Thursday, January 19, 2012

Home beckons Japan war martyrs

Japanese team arrives in Guwahati to exhume soldiers & take them back
The Telegraph, Calcutta, January 19 , 2012

Guwahati, Jan. 18: A Japanese team today stood in Gauhati War Cemetery trying to exhume the remains of 11 compatriot soldiers who were killed and buried in this foreign land during World War II over 60 years ago.

If and when they find the remains, they will return home, conduct their last rites and give the soldiers their final resting ground.

“According to our records, the remains of the soldiers were buried here in wooden boxes but we have not found any remains till now. If we find anything we have been instructed to take them back to Japan for rituals. Digging is not complete and will continue tomorrow,” a Japanese team member said at the cemetery, which was set up by Commonwealth War Graves Commission during World War II.

The team comprised Ken Miyashita, deputy director of office of foreign affairs, planning division of War Victim’s Relief Social Welfare and War Victim’s Relief Bureau, ministry of health, labour and welfare of Japan, Kiju Matsubayashi, first secretary of embassy of Japan in India and Masahiro Takeda of the planning division of War Victim’s Relief Bureau.

The team reached here yesterday and will stay here till January 23 to carry out research and forensic examinations of the remains, if required.

None of the team members spoke English and communicated only through an interpreter, who explained that the officials were unwilling to speak to the media.

That left a lot of questions unanswered.

No one, for instance, could explain why the Japanese government wants to exhume the remains of the soldiers over 60 years after they were buried.

The 11 graves dug out today going by the epitaphs included those of 10 soldiers and a lance corporal of the Japanese forces who had died during World War II from 1939 to 1945. Hachivetsuyoshi (buried in 1944), Urata Yotaka (1944), Ishiwara Hiroya, Shotasabaro (1944), Ikdimiraisao (1944), Kito Zwao (1944), Komatsutomoshige (1944), Morata Doshu (1944), Yamado Kesakti (1941), Okamoto (1945) and Miyata Kotsuo (lance corporal), buried in 1944, were on the officials’ list.

Most of these soldiers must have been involved in the World War II’s “China-Burma-India theatre”, since 1944 saw the battle of Kohima and the battle of Imphal, two of the major battles in the region.

The Japanese team reached here yesterday on the exhumation mission following a request from the Japanese government to New Delhi.

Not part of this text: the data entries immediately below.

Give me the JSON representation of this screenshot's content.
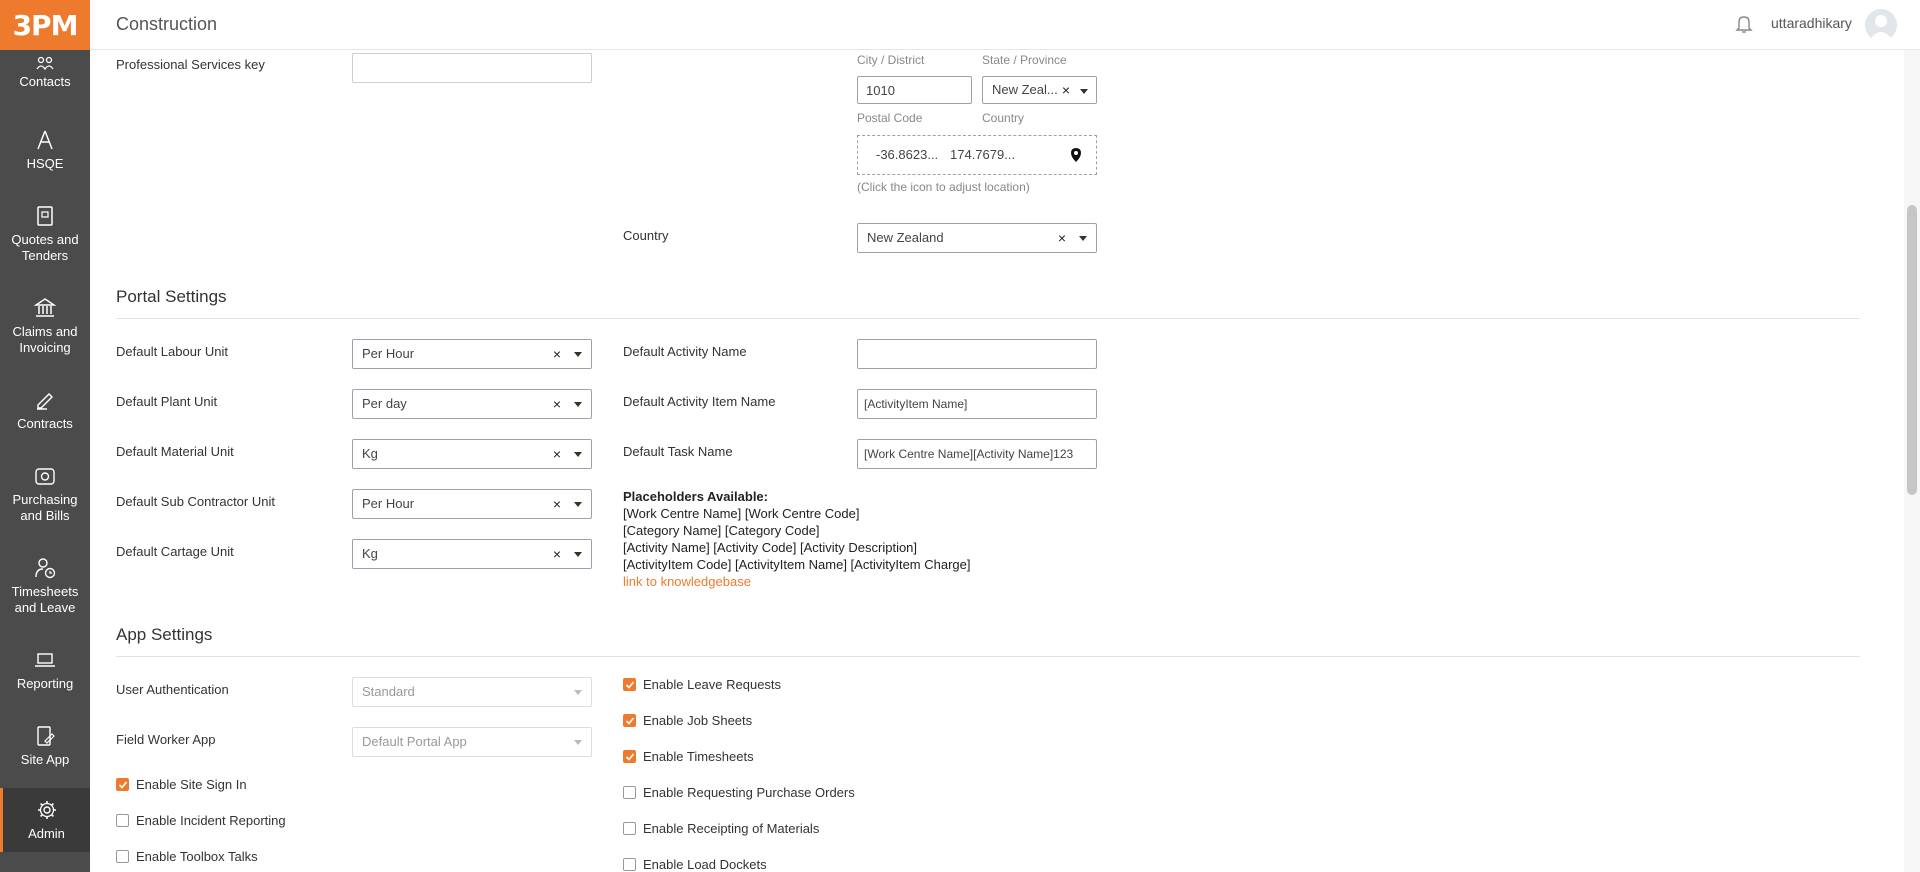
{
  "app": {
    "logo": "3PM",
    "title": "Construction"
  },
  "header": {
    "username": "uttaradhikary"
  },
  "sidebar": {
    "items": [
      {
        "label": "Contacts",
        "icon": "contacts-icon"
      },
      {
        "label": "HSQE",
        "icon": "hsqe-icon"
      },
      {
        "label": "Quotes and Tenders",
        "icon": "quotes-icon"
      },
      {
        "label": "Claims and Invoicing",
        "icon": "bank-icon"
      },
      {
        "label": "Contracts",
        "icon": "pen-icon"
      },
      {
        "label": "Purchasing and Bills",
        "icon": "eye-icon"
      },
      {
        "label": "Timesheets and Leave",
        "icon": "timesheet-icon"
      },
      {
        "label": "Reporting",
        "icon": "laptop-icon"
      },
      {
        "label": "Site App",
        "icon": "site-app-icon"
      },
      {
        "label": "Admin",
        "icon": "gear-icon"
      }
    ]
  },
  "top": {
    "professional_services_label": "Professional Services key",
    "professional_services_value": "",
    "city_label": "City / District",
    "state_label": "State / Province",
    "postal_code_value": "1010",
    "state_value": "New Zeal...",
    "postal_code_label": "Postal Code",
    "country_small_label": "Country",
    "lat": "-36.8623...",
    "lng": "174.7679...",
    "location_hint": "(Click the icon to adjust location)",
    "country_label": "Country",
    "country_value": "New Zealand"
  },
  "portal": {
    "title": "Portal Settings",
    "labour_label": "Default Labour Unit",
    "labour_value": "Per Hour",
    "plant_label": "Default Plant Unit",
    "plant_value": "Per day",
    "material_label": "Default Material Unit",
    "material_value": "Kg",
    "subcontractor_label": "Default Sub Contractor Unit",
    "subcontractor_value": "Per Hour",
    "cartage_label": "Default Cartage Unit",
    "cartage_value": "Kg",
    "activity_name_label": "Default Activity Name",
    "activity_name_value": "",
    "activity_item_label": "Default Activity Item Name",
    "activity_item_value": "[ActivityItem Name]",
    "task_name_label": "Default Task Name",
    "task_name_value": "[Work Centre Name][Activity Name]123",
    "placeholders_heading": "Placeholders Available:",
    "placeholders_lines": [
      "[Work Centre Name] [Work Centre Code]",
      "[Category Name] [Category Code]",
      "[Activity Name] [Activity Code] [Activity Description]",
      "[ActivityItem Code] [ActivityItem Name] [ActivityItem Charge]"
    ],
    "kb_link": "link to knowledgebase"
  },
  "app_settings": {
    "title": "App Settings",
    "auth_label": "User Authentication",
    "auth_value": "Standard",
    "field_app_label": "Field Worker App",
    "field_app_value": "Default Portal App",
    "left_checks": [
      {
        "label": "Enable Site Sign In",
        "checked": true
      },
      {
        "label": "Enable Incident Reporting",
        "checked": false
      },
      {
        "label": "Enable Toolbox Talks",
        "checked": false
      }
    ],
    "right_checks": [
      {
        "label": "Enable Leave Requests",
        "checked": true
      },
      {
        "label": "Enable Job Sheets",
        "checked": true
      },
      {
        "label": "Enable Timesheets",
        "checked": true
      },
      {
        "label": "Enable Requesting Purchase Orders",
        "checked": false
      },
      {
        "label": "Enable Receipting of Materials",
        "checked": false
      },
      {
        "label": "Enable Load Dockets",
        "checked": false
      }
    ]
  },
  "colors": {
    "accent": "#ee7a2e",
    "sidebar": "#4b4b4b"
  }
}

The state home department received a letter on December 14 last year from the ministry of external affairs and the Japanese embassy seeking help for carry out the exhumation and examination of the remains.

The graves were dug in the presence of the district magistrate, forensic experts and an official from the state archaeology department. When asked if they would carry the soil from the graves, the team said, “We have no such instructions.”

According to the regional manager of the Commonwealth War Graves Commission, Salew Pfotte, there are 486 graves in the Gauhati War Cemetery, of soldiers belonging to the UK, Japan, China, besides 18 unknown soldiers.

The cemetery was established during World War II for burial of soldiers brought from various military hospitals in the pre-Independence eastern region, including Bangladesh and Myanmar.

Later, other coffins were brought in by the Army Graves Service from Amaribari Military Cemetery, Sylhet Military Cemetery, Mohachara Cemetery, Nowgong Civil Cemetery and Gauhati Civil Cemetery, where permanent maintenance of bodies could not be assured.

Coffins were also brought to the cemetery from isolated sites in the Lushai Hills (now Mizoram) and from civil cemeteries in Badarpur, Cooch Behar, Darjeeling, Dhubri, Dibrugarh, Dinjan, Katapahar, Lebong, Lumding, Shillong and Silchar, in 1952, according to the Commonwealth War Graves Commission.